What I'm Looking At This Month
My current stack: Amex Gold, Chase Sapphire Preferred, Chase Freedom Unlimited. All three are still earning their keep, but I'm running the numbers anyway because my dining spend has shifted — we've been cooking at home more, which means the Gold's dining multiplier is doing less work and the grocery multiplier is doing more.
The Grocery Situation
My grocery spend is running $440/month this year, up from $380 last year. At 4x on the Amex Gold, that's 1,760 points per month on groceries alone. At 1.5 cents per point: $26.40/month or $316.80/year from groceries. The Amex Gold continues to be correct for my situation.
The Travel Situation
I've traveled less this year. The Sapphire Preferred's 2x on travel is earning less because there's been less travel to earn on.
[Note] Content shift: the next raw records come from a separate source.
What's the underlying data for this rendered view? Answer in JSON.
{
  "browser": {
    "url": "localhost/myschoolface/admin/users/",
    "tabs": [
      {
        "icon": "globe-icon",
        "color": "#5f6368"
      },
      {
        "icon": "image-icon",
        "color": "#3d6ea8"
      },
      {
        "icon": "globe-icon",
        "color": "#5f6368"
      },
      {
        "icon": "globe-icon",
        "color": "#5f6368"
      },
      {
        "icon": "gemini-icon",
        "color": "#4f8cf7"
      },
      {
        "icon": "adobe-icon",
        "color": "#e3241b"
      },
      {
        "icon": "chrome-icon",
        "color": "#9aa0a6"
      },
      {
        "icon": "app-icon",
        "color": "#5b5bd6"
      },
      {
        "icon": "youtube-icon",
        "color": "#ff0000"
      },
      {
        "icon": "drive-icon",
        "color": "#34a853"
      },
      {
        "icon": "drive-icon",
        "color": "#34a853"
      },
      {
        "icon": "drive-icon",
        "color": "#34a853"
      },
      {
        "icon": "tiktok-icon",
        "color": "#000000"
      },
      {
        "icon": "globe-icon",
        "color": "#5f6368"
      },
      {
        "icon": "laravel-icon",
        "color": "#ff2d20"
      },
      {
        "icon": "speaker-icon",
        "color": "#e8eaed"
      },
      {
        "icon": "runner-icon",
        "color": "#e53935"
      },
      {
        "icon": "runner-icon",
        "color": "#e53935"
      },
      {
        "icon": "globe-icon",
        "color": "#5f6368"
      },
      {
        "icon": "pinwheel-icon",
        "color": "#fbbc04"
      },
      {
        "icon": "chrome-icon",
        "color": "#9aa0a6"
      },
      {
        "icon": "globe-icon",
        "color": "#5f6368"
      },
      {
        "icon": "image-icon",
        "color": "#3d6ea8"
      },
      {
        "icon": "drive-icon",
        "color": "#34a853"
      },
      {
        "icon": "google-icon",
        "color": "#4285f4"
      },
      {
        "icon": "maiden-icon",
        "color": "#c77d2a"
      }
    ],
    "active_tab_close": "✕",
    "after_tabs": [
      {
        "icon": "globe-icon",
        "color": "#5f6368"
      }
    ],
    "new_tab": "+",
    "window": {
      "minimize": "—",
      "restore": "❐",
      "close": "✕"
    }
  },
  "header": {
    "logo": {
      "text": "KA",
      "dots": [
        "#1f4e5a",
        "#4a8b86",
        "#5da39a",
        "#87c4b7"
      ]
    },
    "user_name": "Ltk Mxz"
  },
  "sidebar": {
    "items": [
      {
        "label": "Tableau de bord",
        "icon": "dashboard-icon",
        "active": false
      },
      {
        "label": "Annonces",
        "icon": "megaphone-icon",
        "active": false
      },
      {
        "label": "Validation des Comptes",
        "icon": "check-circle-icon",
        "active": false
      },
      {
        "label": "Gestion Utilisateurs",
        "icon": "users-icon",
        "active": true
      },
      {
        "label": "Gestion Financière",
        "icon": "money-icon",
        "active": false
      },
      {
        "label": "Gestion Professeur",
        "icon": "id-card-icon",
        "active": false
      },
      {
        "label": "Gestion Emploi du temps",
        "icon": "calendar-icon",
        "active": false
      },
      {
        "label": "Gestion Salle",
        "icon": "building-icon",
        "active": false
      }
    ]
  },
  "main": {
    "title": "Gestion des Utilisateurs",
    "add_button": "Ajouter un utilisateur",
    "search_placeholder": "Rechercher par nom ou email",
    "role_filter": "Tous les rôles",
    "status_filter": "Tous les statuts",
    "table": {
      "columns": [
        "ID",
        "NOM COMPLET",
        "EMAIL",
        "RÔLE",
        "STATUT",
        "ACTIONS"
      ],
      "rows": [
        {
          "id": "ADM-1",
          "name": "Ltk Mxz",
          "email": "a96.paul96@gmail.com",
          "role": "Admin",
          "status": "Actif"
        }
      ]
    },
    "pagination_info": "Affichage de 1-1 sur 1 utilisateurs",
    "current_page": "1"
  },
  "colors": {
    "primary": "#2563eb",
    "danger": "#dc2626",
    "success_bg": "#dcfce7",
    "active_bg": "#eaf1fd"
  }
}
The question: is the $95 fee still justified?
I redeemed 45,000 Chase points in March for flights worth $562 (at 1.25 cents/point through the portal). That alone is worth more than the annual fee. The card stays.
How to Run Your Mid-Year Check
1. Pull your January-June spending by category.
2. Calculate what each card earned in those categories.
3. Note if any categories have shifted significantly.
4. For any card with an annual fee: calculate whether the points earned exceed the fee.
5. If a card isn't earning its fee, decide: can you shift spending to use it better, or should you downgrade/cancel?
The mid-year check also catches cards with annual fees coming up for renewal. You have 30 days after the fee posts to cancel and receive a refund. That window matters.
What to Do If a Card Isn't Earning Its Fee
Call and ask for a retention offer. Issuers often provide statement credits or bonus points to prevent cancellation. It takes 10 minutes and sometimes adds $100 in value to a card you were about to cancel.
If no offer comes and the math doesn't work: downgrade to the no-fee version if one exists, or cancel. Don't keep paying fees for cards that aren't performing in your specific spending mix.
The right card lineup changes as your life changes. Run the check. Adjust if needed. The numbers will tell you what to do.
NOT FINANCIAL ADVICE. This is for informational purposes only. Verify all rates, fees, and terms with the provider before applying.